WOONSOCKET — A team of real estate inspectors is expected to begin working in the field within a few days as the first full-blown property revaluation in a decade gets under way, tax officials say.

Although the process is the first of its kind since 1998, it’s been even longer since a revaluation has taken place while real estate values are in the midst of a major nosedive. That hasn’t happened since at least 1988, says Tax Assessor Arthur Bouchard.
While it seems safe to say that property values will be trending downward, it’s impossible to forecast the depth of the trough, or what effect it will have on individual tax bills, says the tax assessor. The decline in property values will probably be most pronounced in marginal or blighted areas, he adds.
“It’s too early to make any determinations how this will affect the average taxpayer,” says Bouchard. “There’s just too many variables to put out a statistic on it that’s going to apply throughout the city.”
State law compels the city to perform revaluation on a regular basis so that all property owners are taxed on values that are current. Every three years, cities and towns may perform an abbreviated version of the process using recent property sales as a gauge for making adjustments in the overall tax base.
Once each decade, however, municipalities must perform a much more rigorous, hands-on version of revaluation that involves physical inspection of every parcel in the city, and the collection of reams of fresh data.
Vision Appraisal Technologies of Northborough, Mass., was recently hired to perform the process at a cost of $448,600. The company is under contract to inspect 7,565 homes, as well as several hundred more parcels, including condominiums, apartment houses, commercial buildings and vacant land, according to Bouchard.

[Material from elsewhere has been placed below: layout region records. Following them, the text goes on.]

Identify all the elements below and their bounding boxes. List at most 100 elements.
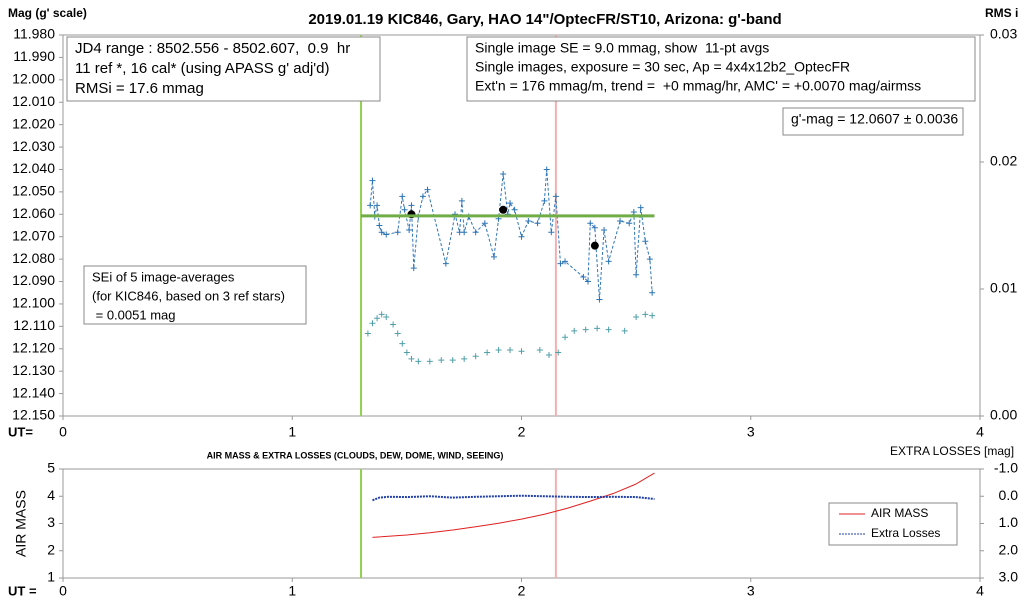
x-tick-label: 1: [288, 583, 296, 599]
y2-tick-label: 0.0: [999, 487, 1019, 503]
point: [534, 220, 541, 227]
x-tick-label: 0: [59, 583, 67, 599]
annotation-text: SEi of 5 image-averages: [92, 269, 235, 284]
point: [461, 229, 468, 236]
point: [555, 349, 562, 356]
point: [364, 330, 371, 337]
annotation-text: Single image SE = 9.0 mmag, show 11-pt a…: [475, 40, 769, 56]
point: [461, 355, 468, 362]
series-line: [372, 494, 655, 502]
legend-label: AIR MASS: [871, 506, 928, 520]
annotation-text: = 0.0051 mag: [92, 307, 175, 322]
point: [562, 258, 569, 265]
annotation-text: (for KIC846, based on 3 ref stars): [92, 288, 285, 303]
annotation-text: RMSi = 17.6 mmag: [75, 80, 204, 97]
point: [383, 313, 390, 320]
point: [449, 357, 456, 364]
x-tick-label: 2: [518, 583, 526, 599]
annotation-box: [66, 36, 381, 102]
chart-title: 2019.01.19 KIC846, Gary, HAO 14"/OptecFR…: [308, 11, 781, 28]
annotation-text: JD4 range : 8502.556 - 8502.607, 0.9 hr: [75, 40, 350, 57]
point: [408, 355, 415, 362]
point: [546, 352, 553, 359]
y-tick-label: 12.070: [12, 227, 55, 243]
point: [426, 358, 433, 365]
x-tick-label: 4: [976, 583, 984, 599]
point: [511, 206, 518, 213]
y-tick-label: 12.020: [12, 115, 55, 131]
point: [399, 193, 406, 200]
point: [649, 289, 656, 296]
y-tick-label: 12.110: [13, 317, 55, 333]
y-tick-label: 4: [47, 487, 55, 503]
point: [415, 358, 422, 365]
x-tick-label: 0: [59, 424, 67, 440]
point: [394, 229, 401, 236]
x-tick-label: 3: [747, 424, 755, 440]
x-tick-label: 2: [518, 424, 526, 440]
y-tick-label: 12.140: [12, 384, 55, 400]
point: [633, 313, 640, 320]
y-tick-label: 12.100: [12, 295, 55, 311]
annotation-text: Ext'n = 176 mmag/m, trend = +0 mmag/hr, …: [475, 78, 921, 94]
point: [633, 271, 640, 278]
series-line: [372, 472, 655, 538]
y-tick-label: 11.990: [13, 48, 55, 64]
y-axis-label: Mag (g' scale): [8, 6, 87, 20]
point: [642, 238, 649, 245]
point: [367, 202, 374, 209]
point: [438, 357, 445, 364]
y2-tick-label: 0.03: [990, 26, 1017, 42]
y2-tick-label: 0.00: [990, 407, 1017, 423]
point: [541, 197, 548, 204]
point: [507, 346, 514, 353]
point: [557, 260, 564, 267]
annotation-box: [466, 36, 976, 102]
x-axis-label: UT =: [8, 583, 37, 598]
y2-axis-label: RMS i: [985, 6, 1018, 20]
annotation-text: Single images, exposure = 30 sec, Ap = 4…: [475, 59, 850, 75]
y2-tick-label: 2.0: [999, 541, 1019, 557]
point: [394, 330, 401, 337]
point: [376, 222, 383, 229]
point: [484, 349, 491, 356]
point: [630, 209, 637, 216]
point: [646, 256, 653, 263]
point: [378, 311, 385, 318]
point: [605, 326, 612, 333]
point: [458, 197, 465, 204]
y2-tick-label: -1.0: [994, 460, 1018, 476]
point: [424, 186, 431, 193]
legend-label: Extra Losses: [871, 526, 940, 540]
point: [590, 241, 599, 250]
point: [594, 325, 601, 332]
point: [518, 348, 525, 355]
point: [626, 220, 633, 227]
point: [442, 260, 449, 267]
point: [601, 226, 608, 233]
y-tick-label: 12.090: [12, 272, 55, 288]
x-tick-label: 1: [288, 424, 296, 440]
x-tick-label: 4: [976, 424, 984, 440]
series-line: [369, 169, 653, 300]
point: [374, 202, 381, 209]
point: [642, 311, 649, 318]
point: [499, 205, 508, 214]
annotation-text: g'-mag = 12.0607 ± 0.0036: [791, 111, 958, 127]
legend: [828, 502, 958, 546]
point: [543, 166, 550, 173]
y-tick-label: 11.980: [13, 26, 55, 42]
x-axis-label: UT=: [8, 424, 33, 439]
point: [481, 220, 488, 227]
point: [587, 220, 594, 227]
y2-tick-label: 3.0: [999, 569, 1019, 585]
annotation-box: [782, 107, 964, 136]
point: [580, 274, 587, 281]
y-tick-label: 12.010: [12, 93, 55, 109]
point: [605, 258, 612, 265]
annotation-box: [83, 265, 307, 325]
point: [410, 265, 417, 272]
point: [472, 353, 479, 360]
point: [378, 229, 385, 236]
point: [582, 326, 589, 333]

A Vision Appraisal crew will set up shop on the fourth floor of City Hall on Monday and is expected to begin field work within a week, if not sooner, said Bouchard. Their goal is to determine property values as they exist on Dec. 31, 2008.
Individual property owners will be notified of their new assessments shortly after Vision Appaisal has completed the revaluation for the entire city, probably no later than April 2009, according to Bouchard. Those values will form the basis of tax bills the city will issue in July 2009 for the ensuing fiscal year.

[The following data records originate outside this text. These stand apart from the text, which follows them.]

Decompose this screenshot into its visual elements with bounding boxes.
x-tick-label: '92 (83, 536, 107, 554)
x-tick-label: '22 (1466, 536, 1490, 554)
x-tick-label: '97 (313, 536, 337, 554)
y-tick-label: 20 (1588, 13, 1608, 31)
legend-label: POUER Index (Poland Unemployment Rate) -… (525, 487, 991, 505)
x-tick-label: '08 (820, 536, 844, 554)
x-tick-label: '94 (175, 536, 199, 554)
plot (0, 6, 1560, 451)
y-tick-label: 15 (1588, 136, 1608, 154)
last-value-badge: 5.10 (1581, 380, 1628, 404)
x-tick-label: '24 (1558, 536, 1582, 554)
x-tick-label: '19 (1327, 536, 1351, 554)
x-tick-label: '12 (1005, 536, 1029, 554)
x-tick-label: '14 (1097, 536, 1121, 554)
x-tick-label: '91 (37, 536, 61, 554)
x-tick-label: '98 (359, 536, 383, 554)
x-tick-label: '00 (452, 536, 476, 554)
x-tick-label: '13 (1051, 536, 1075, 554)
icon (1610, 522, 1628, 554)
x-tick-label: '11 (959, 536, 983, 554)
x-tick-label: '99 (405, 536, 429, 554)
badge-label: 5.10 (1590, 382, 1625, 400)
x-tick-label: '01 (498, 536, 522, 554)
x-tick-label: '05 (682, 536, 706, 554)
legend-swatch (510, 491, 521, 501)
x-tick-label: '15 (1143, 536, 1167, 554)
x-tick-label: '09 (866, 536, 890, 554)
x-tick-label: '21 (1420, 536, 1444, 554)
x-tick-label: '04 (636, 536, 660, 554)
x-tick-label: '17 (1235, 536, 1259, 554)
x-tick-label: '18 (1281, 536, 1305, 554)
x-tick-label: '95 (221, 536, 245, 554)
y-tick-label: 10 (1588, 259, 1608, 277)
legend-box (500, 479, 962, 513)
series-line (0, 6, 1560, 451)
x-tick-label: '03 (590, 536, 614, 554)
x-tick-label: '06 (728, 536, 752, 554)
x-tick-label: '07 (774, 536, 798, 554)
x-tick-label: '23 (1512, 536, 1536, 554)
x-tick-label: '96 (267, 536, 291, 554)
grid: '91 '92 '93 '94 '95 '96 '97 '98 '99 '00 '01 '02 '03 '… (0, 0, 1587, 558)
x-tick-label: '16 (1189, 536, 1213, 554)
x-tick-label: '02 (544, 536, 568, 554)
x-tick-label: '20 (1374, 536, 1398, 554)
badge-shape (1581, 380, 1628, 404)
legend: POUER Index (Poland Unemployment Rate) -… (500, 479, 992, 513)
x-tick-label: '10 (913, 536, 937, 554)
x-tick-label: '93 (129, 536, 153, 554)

Residents who think their assessments are too high may initially petition Vision Appraisal for an adjustment. The Tax Assessment Board of Review is the next avenue of appeal, followed by the Superior Court.
From Westerly to Washington State, there is no dearth of real estate indices of late chronicling the historic plunge in housing values, but it’s far too soon to tell how that will affect the pocketbooks of local residents in the wake of revaluation, according to Bouchard. There is plenty of confusion associated with revaluation, but the simple truth is that the city, by law, may collect no more in taxes than it needs to balance the budget — regardless of the worth of the real estate contained within its borders.
Thus, says Bouchard, if property values decline, the tax rate will likely have to be increased proportionally in order to keep tax collections constant. But that does not mean that individual tax bills will also rise — at least not all of them. The rule of thumb for revaluation, he says, is a third of all tax bills will increase, a third will decline and the balance will remain unchanged.
There may be no precedent in recent history for a revaluation in the midst of a major contraction in the housing market, said Bouchard. Perhaps the best comparison came in 1988, when revaluation took place on the eve of a significant collapse in housing prices. The problem, said Bouchard, was that the official recorded values reflected the top of the market, just before the bottom fell out.
After appraisal notices were distributed, many residents complained that they could not sell their homes for the comparatively high values the city was taxing them on. Despite the complaints, it wasn’t until the next revaluation, three years later, that the city was able to resolve many of the problems.
“It was something similar to the situation we’re in now,” said Bouchard. “In fact, I think it was a little bit worse.”